Keep the faith and set realistic goals for yourself.  Each hour of each day is a victory over this, keep that in mind.

V
 

BobbyD

Member
STR..why is it that people turn to other forms of porn? I've heard that the brain is so use to conventional porn that it almost views sexual acts btw a man and woman as..ho hum.I know for myself,that I haven't actually Mo'd to gay porn or bisexual porn,but I found myself curious to looking at the images and didn't feel great about it.In fact I don't feel great about any porn at this point.This curiosity has made me think that maybe I was closeted gay or something else,even though I have always fantasized to women.You always hear all those stories of men who are womanizers or who have slept with hundreds of women that are secretly gay...but now my mind is looking for new more kinky stimulus.The problem is all this availability and convenience.I know for me,that staying away from the internet during the day is no problem because I work outside.The early mornings and late evenings is when I have to control my "creeper" compulsions.I'm now on my 3rd reboot and I am tired of feeling like shit and not being intimate with my wife.It's funny how there are so many opposing parties to the porn addiction phenomenon.At first almost made me feel like it was just some made up illness for sexual deviants...but when I saw Gabe Deem I knew it was real.Thanks again for all the kind words and support
 

SlaveToRighteousness

Active Member
BobbyD said:
STR..why is it that people turn to other forms of porn? I've heard that the brain is so use to conventional porn that it almost views sexual acts btw a man and woman as..ho hum.I know for myself,that I haven't actually Mo'd to gay porn or bisexual porn,but I found myself curious to looking at the images and didn't feel great about it.In fact I don't feel great about any porn at this point.This curiosity has made me think that maybe I was closeted gay or something else,even though I have always fantasized to women.You always hear all those stories of men who are womanizers or who have slept with hundreds of women that are secretly gay...but now my mind is looking for new more kinky stimulus.
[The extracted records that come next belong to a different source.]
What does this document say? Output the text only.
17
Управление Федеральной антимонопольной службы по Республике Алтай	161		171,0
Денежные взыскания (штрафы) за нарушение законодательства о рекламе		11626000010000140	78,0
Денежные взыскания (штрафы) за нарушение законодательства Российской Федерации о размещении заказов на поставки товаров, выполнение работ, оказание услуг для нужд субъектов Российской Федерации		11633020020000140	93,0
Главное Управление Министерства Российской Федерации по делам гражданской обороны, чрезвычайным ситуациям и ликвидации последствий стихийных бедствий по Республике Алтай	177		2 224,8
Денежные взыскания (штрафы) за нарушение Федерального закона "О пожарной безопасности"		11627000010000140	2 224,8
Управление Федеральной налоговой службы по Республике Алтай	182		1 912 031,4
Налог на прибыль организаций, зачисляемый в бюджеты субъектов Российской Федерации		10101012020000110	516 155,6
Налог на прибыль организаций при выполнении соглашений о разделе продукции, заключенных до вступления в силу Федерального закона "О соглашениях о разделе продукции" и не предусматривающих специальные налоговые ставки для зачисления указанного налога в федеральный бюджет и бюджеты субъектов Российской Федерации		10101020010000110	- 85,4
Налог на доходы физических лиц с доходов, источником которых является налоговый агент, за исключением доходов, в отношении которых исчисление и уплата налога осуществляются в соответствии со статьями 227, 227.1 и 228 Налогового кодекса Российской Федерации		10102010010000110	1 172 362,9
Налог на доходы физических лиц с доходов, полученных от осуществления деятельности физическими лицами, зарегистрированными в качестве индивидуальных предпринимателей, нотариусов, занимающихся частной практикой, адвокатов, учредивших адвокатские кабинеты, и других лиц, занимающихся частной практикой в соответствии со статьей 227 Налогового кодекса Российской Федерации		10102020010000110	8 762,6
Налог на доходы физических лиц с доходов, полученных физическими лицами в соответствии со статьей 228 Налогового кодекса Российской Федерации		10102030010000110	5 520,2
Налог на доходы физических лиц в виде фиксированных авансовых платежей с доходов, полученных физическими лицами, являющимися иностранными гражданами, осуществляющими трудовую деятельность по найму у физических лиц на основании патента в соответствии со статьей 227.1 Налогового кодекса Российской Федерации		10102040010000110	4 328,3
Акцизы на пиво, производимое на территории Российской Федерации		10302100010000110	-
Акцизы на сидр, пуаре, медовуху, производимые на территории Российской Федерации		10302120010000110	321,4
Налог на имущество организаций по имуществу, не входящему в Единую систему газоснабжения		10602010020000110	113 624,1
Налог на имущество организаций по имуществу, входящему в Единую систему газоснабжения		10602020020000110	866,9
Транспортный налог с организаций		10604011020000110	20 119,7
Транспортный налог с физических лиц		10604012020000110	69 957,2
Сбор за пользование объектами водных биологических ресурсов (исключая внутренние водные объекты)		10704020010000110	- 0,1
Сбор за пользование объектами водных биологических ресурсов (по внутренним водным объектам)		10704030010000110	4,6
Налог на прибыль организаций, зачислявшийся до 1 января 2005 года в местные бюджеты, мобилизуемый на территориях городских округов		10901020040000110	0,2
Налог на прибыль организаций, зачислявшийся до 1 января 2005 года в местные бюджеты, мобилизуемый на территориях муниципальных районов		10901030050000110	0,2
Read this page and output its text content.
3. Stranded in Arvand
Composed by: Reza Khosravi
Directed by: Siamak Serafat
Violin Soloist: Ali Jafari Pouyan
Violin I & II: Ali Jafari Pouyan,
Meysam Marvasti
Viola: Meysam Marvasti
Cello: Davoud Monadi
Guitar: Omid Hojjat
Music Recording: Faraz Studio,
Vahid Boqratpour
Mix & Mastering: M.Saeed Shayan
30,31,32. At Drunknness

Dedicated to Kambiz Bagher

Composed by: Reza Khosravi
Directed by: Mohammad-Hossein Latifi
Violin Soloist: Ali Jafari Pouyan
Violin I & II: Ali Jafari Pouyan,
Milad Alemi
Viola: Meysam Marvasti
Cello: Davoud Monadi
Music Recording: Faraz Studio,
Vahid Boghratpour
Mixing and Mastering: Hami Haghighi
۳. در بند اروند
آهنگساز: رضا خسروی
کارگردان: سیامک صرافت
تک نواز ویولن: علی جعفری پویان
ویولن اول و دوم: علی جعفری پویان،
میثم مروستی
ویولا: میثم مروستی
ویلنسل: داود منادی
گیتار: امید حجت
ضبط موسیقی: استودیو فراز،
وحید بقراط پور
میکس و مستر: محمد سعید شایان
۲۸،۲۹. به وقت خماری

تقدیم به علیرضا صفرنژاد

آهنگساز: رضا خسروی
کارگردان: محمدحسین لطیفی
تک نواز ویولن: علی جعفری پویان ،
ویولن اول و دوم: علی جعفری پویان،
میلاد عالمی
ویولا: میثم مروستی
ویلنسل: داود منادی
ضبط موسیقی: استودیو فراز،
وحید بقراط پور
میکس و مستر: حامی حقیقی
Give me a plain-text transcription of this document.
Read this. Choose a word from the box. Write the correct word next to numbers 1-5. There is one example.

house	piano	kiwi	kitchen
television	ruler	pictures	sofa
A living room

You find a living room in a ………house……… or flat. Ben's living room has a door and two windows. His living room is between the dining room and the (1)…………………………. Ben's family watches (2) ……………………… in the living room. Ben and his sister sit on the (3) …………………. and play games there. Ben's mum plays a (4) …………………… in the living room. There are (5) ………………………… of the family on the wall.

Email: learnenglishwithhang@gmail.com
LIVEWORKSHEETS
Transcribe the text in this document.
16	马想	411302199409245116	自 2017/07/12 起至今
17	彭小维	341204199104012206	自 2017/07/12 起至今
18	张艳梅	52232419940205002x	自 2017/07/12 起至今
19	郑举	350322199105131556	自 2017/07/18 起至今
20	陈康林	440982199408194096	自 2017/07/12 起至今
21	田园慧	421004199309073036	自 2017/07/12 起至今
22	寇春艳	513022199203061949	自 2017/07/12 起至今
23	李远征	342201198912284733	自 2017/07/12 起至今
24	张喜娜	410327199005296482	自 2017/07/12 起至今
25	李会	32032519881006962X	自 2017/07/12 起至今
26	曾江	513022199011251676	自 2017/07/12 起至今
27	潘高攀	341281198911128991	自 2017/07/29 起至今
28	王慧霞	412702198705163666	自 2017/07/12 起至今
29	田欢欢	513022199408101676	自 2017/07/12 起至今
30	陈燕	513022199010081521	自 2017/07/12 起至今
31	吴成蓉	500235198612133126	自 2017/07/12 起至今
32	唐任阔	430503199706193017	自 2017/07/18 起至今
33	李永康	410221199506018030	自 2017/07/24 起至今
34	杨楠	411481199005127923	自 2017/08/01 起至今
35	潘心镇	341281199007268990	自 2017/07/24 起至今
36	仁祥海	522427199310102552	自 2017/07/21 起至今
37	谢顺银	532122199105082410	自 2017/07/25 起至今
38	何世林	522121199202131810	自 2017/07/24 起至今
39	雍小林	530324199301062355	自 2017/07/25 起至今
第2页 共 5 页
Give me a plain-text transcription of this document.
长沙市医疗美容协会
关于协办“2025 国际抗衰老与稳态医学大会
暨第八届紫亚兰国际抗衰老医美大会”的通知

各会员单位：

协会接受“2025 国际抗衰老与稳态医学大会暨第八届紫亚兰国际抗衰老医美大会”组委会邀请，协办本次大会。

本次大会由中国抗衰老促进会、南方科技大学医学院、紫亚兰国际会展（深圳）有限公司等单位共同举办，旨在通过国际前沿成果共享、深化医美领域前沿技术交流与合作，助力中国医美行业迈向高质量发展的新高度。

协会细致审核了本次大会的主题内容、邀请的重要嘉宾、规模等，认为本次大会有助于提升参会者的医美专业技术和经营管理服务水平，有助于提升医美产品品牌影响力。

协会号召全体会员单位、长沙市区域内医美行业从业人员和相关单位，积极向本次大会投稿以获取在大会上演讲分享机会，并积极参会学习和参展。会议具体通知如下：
I'm not an expert, and you can probably read about this stuff at YBR, but my general understanding (based on reading and my own experience) is that PMO addiction is driven in large part by (1) a desire to satisfy a longing that we have, but (2) to try to do so in a way (i.e. through PMO) that doesn't actually satisfy that longing in us because it only leaves us wanting more.

I have come to believe that each of us longs for intimacy with another human being, where that intimacy includes (but is not limited to) sexual fulfillment. We seek to fulfill our longing by looking at naked women and such, but looking at one only makes us want to look at another, and once we have seen enough naked women, we want to see those naked women doing "normal" things with naked men, and once we have seen enough of that, we want to see naked women doing more extreme things with naked men, and since that doesn't satisfy us, then we start to look for increasingly extreme media that can (and often does) go outside of our own natural preferences and interests.

There's a line in the "Breaking the Cycle" book to the effect that "You can never get enough of what won't satisfy you". PMO will never satisfy our long for intimacy: that longing can only be fulfilled by another human being. In my case, I have been learning a lot about how to be fulfilled in my marriage, and I have been very pleased with the results so far.